Sicurezza sul lavoro, Umbria bifronte. Cancellaro (Inail): “Patente a punti molto utile”- VIDEO
Sul fronte infortuni sul lavoro, l’Umbria registra segnali contrastanti: da un lato il numero di morti sul lavoro scende in modo significativo, dall’altro le malattie professionali mostrano una crescita preoccupante, superiore alla media nazionale. Il settore manifatturiero si conferma il comparto più a rischio, con 1.229 casi denunciati nel solo 2025. Sono i dati dell’Inail Umbria, presentati nell’ambito dell’evento “Sicurezza, Salute e Ambiente di Lavoro”, organizzato da Filca Cisl Umbria e consulenti del lavoro di Perugia.
Gli infortuni sul lavoro complessivi in Umbria passano da 744 a 735 (-1,2%), un calo contenuto ma in controtendenza rispetto all’Italia, che registra invece un lieve aumento (+0,2%, da 41.800 a 41.905 casi). L’81% degli infortuni umbri è concentrato nella provincia di Perugia, dove i casi si mantengono sostanzialmente invariati (596, +0%).
Sul fronte dei casi mortali, gennaio 2026 segna un risultato eccezionale: zero decessi in tutta la regione, contro i 4 registrati nel gennaio 2025 (-100%). Un dato che si contrappone al -43,4% nazionale (da 60 a 34 morti), collocando l’Umbria in una posizione virtuosa nel confronto con il resto del Paese.
Diverso il quadro delle malattie professionali: a gennaio 2026 le denunce in Umbria salgono a 371, contro le 329 dello stesso mese del 2025 (+12,7%). La provincia di Perugia registra il balzo più netto, con 275 casi (+19,5%), mentre Terni si mantiene stabile a 96 (-3%).
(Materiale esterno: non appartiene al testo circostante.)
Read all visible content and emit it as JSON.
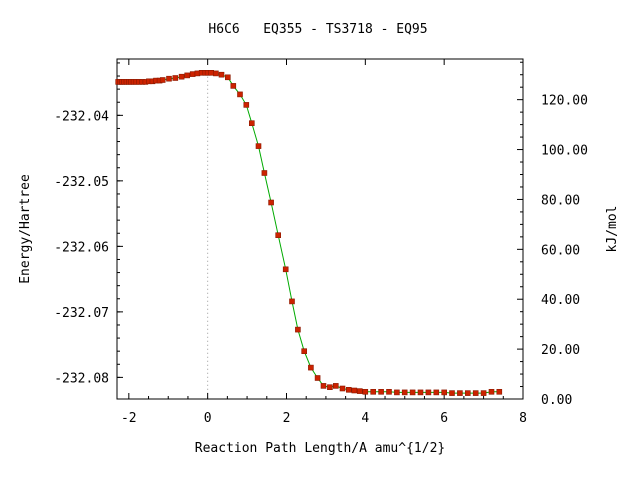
{
  "chart_data": {
    "type": "scatter",
    "title": "H6C6   EQ355 - TS3718 - EQ95",
    "xlabel": "Reaction Path Length/A amu^{1/2}",
    "ylabel": "Energy/Hartree",
    "y2label": "kJ/mol",
    "xlim": [
      -2.3,
      8.0
    ],
    "ylim": [
      -232.0833,
      -232.0314
    ],
    "y2lim": [
      0.0,
      136.3
    ],
    "x_ticks": [
      -2,
      0,
      2,
      4,
      6,
      8
    ],
    "x_tick_labels": [
      "-2",
      "0",
      "2",
      "4",
      "6",
      "8"
    ],
    "y_ticks": [
      -232.04,
      -232.05,
      -232.06,
      -232.07,
      -232.08
    ],
    "y_tick_labels": [
      "-232.04",
      "-232.05",
      "-232.06",
      "-232.07",
      "-232.08"
    ],
    "y2_ticks": [
      0,
      20,
      40,
      60,
      80,
      100,
      120
    ],
    "y2_tick_labels": [
      "0.00",
      "20.00",
      "40.00",
      "60.00",
      "80.00",
      "100.00",
      "120.00"
    ],
    "ts_marker_x": 0,
    "grid": false,
    "colors": {
      "points": "#cc2200",
      "points_edge": "#8b1a00",
      "curve": "#00aa00",
      "ts_line": "#999999"
    },
    "series": [
      {
        "x": [
          -2.27,
          -2.22,
          -2.17,
          -2.12,
          -2.06,
          -2.0,
          -1.94,
          -1.88,
          -1.81,
          -1.74,
          -1.66,
          -1.58,
          -1.49,
          -1.4,
          -1.31,
          -1.22,
          -1.14,
          -0.98,
          -0.82,
          -0.66,
          -0.52,
          -0.38,
          -0.26,
          -0.15,
          -0.06,
          0.0,
          0.09,
          0.21,
          0.35,
          0.51,
          0.65,
          0.82,
          0.98,
          1.12,
          1.29,
          1.44,
          1.61,
          1.79,
          1.98,
          2.14,
          2.29,
          2.45,
          2.62,
          2.79,
          2.94,
          3.1,
          3.25,
          3.42,
          3.58,
          3.72,
          3.86,
          4.0,
          4.2,
          4.4,
          4.6,
          4.8,
          5.0,
          5.2,
          5.4,
          5.6,
          5.8,
          6.0,
          6.2,
          6.4,
          6.6,
          6.8,
          7.0,
          7.2,
          7.4
        ],
        "y": [
          -232.0349,
          -232.0349,
          -232.0349,
          -232.0349,
          -232.0349,
          -232.0349,
          -232.0349,
          -232.0349,
          -232.0349,
          -232.0349,
          -232.0349,
          -232.0349,
          -232.0348,
          -232.0348,
          -232.0347,
          -232.0347,
          -232.0346,
          -232.0344,
          -232.0343,
          -232.0341,
          -232.0339,
          -232.0337,
          -232.0336,
          -232.0335,
          -232.0335,
          -232.0335,
          -232.0335,
          -232.0336,
          -232.0338,
          -232.0342,
          -232.0355,
          -232.0368,
          -232.0384,
          -232.0412,
          -232.0447,
          -232.0488,
          -232.0533,
          -232.0583,
          -232.0635,
          -232.0684,
          -232.0727,
          -232.076,
          -232.0785,
          -232.0801,
          -232.0813,
          -232.0815,
          -232.0813,
          -232.0817,
          -232.0819,
          -232.082,
          -232.0821,
          -232.0822,
          -232.0822,
          -232.0822,
          -232.0822,
          -232.0823,
          -232.0823,
          -232.0823,
          -232.0823,
          -232.0823,
          -232.0823,
          -232.0823,
          -232.0824,
          -232.0824,
          -232.0824,
          -232.0824,
          -232.0824,
          -232.0822,
          -232.0822
        ]
      }
    ]
  }
}
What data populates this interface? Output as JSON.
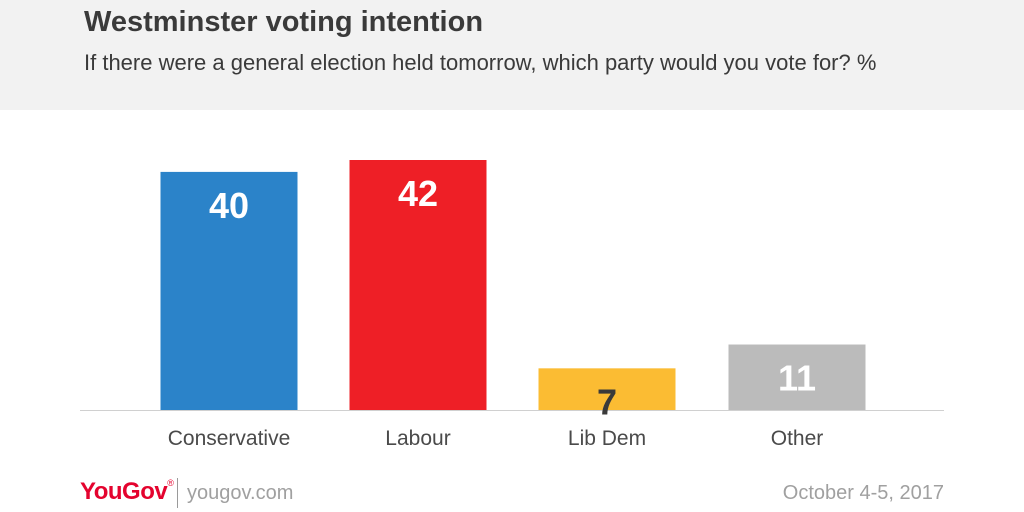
{
  "header": {
    "title": "Westminster voting intention",
    "subtitle": "If there were a general election held tomorrow, which party would you vote for? %"
  },
  "chart_data": {
    "type": "bar",
    "title": "Westminster voting intention",
    "subtitle": "If there were a general election held tomorrow, which party would you vote for? %",
    "categories": [
      "Conservative",
      "Labour",
      "Lib Dem",
      "Other"
    ],
    "values": [
      40,
      42,
      7,
      11
    ],
    "colors": [
      "#2b83c9",
      "#ee1f26",
      "#fbbc33",
      "#bbbbbb"
    ],
    "value_label_colors": [
      "#ffffff",
      "#ffffff",
      "#3a3a3a",
      "#ffffff"
    ],
    "ylim": [
      0,
      42
    ],
    "grid": false,
    "legend": "none"
  },
  "footer": {
    "brand": "YouGov",
    "url": "yougov.com",
    "date": "October 4-5, 2017"
  }
}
A livello nazionale, l’aumento si attesta al +14,4%.
Il quinquennio 2021-2025: mortalità giù, malattie professionali in forte crescita
L’analisi del periodo 2021-2025 restituisce una tendenza strutturale. Gli infortuni totali in Umbria sono aumentati del 13,5%, passando da 9.090 a 10.311 casi annui, contro un incremento del 6% a livello italiano. In termini assoluti, la regione conta mediamente 28 infortuni al giorno.
I decessi sul lavoro segnano invece una netta inversione: in Umbria si passa da 28 morti nel 2021 a 19 nel 2025, con una variazione del -32%, più marcata rispetto al -25% italiano. Attualmente, un lavoratore perde la vita ogni 20 giorni nella regione. A livello nazionale, la media è di 3 decessi al giorno.
Il dato più allarmante riguarda le malattie professionali: in cinque anni le denunce in Umbria sono quasi raddoppiate, passando da 2.308 nel 2021 a 4.350 nel 2025 (+88,5%). Un incremento superiore a quello nazionale (+78%, da 55.201 a 98.463 casi). Nel 2025, la regione conta mediamente 12 nuove denunce di malattia professionale al giorno.
Il videocommento di Gennaro Cancellaro
A commentare questi dati ai nostri microfoni è Gennario Cancellaro, responsabile delle attività istituzionali dell’Inail dell’Umbria, fra gli ospiti del convegno ospitato presso Formedil Perugia.
“Il trend è in discesa ma l’edilizia paga ancora un costo molto alto – spiega – La patente a punti sarà utile: siamo agli inizi di questo utilizzo e i risultati si vedranno”. Poi il monito: “Mai abbassare la guardia sulla sicurezza, anche negli appalti al ribasso”.